Solidão calcinada surgiu em ritmo de desvelamento. Amálgama de discursos interiores que vieram à tona. Meu desejo de poeta, viver ilhada como o personagem Pablo Arrabal. O desejo de falar sobre os jovens rebeldes perseguidos e mortos pelo governo ditatorial nos anos 1960 e 1970. O desejo de narrar uma miríade de amores: os amores que começam nos corredores escolares — como o namoro de Bárbara. Os amores decapitados pelas circunstâncias e os golpes da vida (militares ou não) como  o amor de Serena (a mãe de Bárbara) que é o romance central do livro. Os amores clandestinos, como a ligação perigosa de Esperança. O amor de Pietra na Ilha de Paquetá, sendo Nabuco substituido por Giancarlo — o belo italiano.

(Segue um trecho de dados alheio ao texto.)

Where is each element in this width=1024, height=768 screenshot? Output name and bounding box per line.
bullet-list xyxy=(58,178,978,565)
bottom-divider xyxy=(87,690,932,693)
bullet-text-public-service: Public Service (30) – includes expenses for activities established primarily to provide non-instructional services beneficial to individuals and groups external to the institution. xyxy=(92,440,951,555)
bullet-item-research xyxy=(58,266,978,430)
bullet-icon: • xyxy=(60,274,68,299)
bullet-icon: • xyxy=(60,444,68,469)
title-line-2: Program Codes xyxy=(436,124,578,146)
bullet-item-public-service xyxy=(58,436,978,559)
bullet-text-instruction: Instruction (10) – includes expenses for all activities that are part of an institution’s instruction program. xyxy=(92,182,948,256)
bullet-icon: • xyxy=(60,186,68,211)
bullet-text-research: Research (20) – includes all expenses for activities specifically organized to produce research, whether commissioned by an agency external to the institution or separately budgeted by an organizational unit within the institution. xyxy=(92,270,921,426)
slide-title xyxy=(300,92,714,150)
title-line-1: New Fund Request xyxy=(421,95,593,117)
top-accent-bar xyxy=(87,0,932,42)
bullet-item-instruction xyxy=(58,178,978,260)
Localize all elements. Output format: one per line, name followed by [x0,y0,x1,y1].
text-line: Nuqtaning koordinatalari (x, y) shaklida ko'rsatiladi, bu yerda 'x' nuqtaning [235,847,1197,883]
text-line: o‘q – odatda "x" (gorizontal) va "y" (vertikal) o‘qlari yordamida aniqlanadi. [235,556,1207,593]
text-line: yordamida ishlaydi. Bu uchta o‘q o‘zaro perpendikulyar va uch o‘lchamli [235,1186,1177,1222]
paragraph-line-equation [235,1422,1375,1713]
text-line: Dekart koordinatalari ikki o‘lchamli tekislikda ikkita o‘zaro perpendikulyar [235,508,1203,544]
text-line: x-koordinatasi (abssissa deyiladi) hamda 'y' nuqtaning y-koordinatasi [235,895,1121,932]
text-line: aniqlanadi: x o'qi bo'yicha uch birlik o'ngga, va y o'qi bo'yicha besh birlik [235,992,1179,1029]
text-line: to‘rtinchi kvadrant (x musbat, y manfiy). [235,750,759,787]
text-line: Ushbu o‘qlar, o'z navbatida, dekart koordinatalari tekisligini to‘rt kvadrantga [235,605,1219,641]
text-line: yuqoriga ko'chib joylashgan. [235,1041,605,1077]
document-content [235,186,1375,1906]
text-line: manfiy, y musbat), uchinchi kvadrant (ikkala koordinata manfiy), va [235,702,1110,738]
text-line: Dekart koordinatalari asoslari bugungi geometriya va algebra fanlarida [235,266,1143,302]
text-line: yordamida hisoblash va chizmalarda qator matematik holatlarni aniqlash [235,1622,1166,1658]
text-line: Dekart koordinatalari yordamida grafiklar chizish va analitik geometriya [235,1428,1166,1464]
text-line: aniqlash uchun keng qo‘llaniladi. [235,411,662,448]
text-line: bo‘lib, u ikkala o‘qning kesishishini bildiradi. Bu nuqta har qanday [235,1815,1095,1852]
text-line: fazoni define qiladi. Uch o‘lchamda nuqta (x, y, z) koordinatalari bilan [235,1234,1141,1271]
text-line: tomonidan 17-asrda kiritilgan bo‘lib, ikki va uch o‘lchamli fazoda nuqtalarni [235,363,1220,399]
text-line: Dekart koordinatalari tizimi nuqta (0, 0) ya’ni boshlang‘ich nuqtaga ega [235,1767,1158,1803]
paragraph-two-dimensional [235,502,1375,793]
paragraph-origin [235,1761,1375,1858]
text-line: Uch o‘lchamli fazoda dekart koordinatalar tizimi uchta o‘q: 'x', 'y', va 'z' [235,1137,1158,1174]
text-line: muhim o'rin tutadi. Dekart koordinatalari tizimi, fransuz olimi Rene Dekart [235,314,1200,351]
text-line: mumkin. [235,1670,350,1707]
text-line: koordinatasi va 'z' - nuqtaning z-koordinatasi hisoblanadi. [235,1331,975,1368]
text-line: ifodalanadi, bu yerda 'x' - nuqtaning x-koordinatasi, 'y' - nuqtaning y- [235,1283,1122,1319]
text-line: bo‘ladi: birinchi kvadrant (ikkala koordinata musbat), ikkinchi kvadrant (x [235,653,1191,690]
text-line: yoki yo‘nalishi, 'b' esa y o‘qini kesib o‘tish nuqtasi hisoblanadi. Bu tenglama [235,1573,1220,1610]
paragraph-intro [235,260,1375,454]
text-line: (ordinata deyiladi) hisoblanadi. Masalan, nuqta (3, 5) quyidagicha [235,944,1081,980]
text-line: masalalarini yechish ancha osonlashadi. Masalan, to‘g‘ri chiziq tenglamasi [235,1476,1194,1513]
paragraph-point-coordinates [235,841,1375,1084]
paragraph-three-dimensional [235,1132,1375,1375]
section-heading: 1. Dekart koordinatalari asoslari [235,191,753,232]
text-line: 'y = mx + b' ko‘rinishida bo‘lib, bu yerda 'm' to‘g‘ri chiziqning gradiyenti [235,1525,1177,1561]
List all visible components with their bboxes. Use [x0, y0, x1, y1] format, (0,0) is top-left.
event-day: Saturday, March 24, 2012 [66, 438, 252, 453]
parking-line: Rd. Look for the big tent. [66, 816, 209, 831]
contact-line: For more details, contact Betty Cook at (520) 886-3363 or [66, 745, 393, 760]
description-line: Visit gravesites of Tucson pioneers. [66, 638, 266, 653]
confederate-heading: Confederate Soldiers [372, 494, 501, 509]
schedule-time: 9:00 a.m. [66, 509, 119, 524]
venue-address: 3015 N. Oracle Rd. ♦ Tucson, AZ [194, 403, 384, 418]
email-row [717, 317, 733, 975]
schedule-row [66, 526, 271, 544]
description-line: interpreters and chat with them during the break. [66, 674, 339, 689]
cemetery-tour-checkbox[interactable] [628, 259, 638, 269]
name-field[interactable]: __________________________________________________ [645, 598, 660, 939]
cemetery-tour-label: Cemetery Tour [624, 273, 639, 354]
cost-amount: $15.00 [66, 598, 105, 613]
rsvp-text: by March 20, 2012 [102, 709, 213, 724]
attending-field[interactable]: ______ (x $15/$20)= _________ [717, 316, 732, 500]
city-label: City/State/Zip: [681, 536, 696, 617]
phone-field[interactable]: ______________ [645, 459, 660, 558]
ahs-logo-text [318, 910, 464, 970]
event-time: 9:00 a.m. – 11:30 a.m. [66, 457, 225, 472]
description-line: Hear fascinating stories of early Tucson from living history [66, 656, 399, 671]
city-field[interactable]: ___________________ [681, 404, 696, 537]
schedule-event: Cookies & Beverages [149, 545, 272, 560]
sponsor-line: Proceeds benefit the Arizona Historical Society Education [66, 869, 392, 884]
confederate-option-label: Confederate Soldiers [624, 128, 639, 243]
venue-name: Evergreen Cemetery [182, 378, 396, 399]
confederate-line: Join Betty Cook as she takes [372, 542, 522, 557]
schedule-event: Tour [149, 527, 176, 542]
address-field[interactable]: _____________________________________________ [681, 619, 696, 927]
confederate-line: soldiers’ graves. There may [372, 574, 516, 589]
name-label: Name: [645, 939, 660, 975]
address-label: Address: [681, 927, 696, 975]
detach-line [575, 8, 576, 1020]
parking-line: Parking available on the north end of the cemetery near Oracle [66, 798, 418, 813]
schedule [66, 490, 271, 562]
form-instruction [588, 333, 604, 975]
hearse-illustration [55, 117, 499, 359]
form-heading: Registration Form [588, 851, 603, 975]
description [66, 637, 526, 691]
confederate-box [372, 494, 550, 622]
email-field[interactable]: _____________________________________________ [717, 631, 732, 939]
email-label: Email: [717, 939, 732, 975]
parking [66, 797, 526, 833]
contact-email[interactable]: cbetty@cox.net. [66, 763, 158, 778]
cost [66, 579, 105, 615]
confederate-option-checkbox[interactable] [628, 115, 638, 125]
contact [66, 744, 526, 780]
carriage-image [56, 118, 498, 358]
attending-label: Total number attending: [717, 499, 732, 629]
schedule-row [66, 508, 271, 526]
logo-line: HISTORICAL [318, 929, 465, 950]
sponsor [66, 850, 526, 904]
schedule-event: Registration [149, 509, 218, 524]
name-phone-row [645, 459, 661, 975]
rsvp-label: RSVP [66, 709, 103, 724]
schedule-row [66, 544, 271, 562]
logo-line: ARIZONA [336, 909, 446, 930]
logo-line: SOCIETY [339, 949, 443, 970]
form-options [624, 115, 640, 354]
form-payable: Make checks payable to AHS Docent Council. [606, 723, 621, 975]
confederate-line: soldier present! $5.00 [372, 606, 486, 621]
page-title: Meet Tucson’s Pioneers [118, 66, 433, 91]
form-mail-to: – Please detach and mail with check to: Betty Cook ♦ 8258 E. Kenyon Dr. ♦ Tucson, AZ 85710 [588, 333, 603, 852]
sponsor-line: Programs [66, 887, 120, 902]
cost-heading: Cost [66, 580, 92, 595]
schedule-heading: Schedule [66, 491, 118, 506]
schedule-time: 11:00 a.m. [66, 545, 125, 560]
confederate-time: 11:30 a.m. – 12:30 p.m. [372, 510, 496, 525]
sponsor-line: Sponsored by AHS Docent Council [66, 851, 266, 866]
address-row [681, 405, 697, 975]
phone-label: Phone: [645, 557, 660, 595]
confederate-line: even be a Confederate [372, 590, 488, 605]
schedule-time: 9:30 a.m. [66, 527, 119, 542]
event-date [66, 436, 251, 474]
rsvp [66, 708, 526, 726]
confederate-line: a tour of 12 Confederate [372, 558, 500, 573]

Quando recebi do José Aloise essa tarefa de narrar a gênese desse romance, percebi a dificuldade que tenho como autora em dizer — como e quando nasceu a ideia primordial. Não se explica um poema e também não se explica um livro. Resta dizer que ele é a voz interior de um autor. A essa voz, somamos os ruídos de seu tempo, a luta interior contra tudo que o incomoda e a aproximação sublime de realidades que em seu espaço/tempo são impossíveis. A Literatura é o Espaço da Liberdade. Aquela que Nabuco soprava em seus discursos inflamados. Aquela que os jovens rebeldes sopraram ainda que com suas cinzas e ossos em cemitérios talvez nunca encontrados. A Liberdade que as mulheres sopram desde o início da vida na Terra. Por isso, é muito complexo dizer em que momento nasceu esse livro. Mas eu recordo: o ano — 2005 —, manhãs claras, aroma de café que vinha da cozinha, o vento da Liberdade a puxar um fio e uma jovem mulher que — a partir de um livro de poesia — sai em busca de um pai desconhecido e no caminho vai nos apresentando as mulheres de sua família.

 

 

dezembro, 2009
 
 
 
 
Bárbara Lia (Assaí/PR). Escritora, publicou O sorriso de Leonardo (Curitiba: Kafka Edições Baratas, 2004), Noir (Edição do autor, 2006), O sal das rosas (Lumme editor, 2007), A última chuva (Belo Horizonte: ME, Editora Alternativas, 2007) e Solidão calcinada (Romance, Secretaria de Estado de Cultura, Imprensa Oficial do Paraná, 2008). Escreve o blogue Chapar as Borboletas. Vive em Curitiba.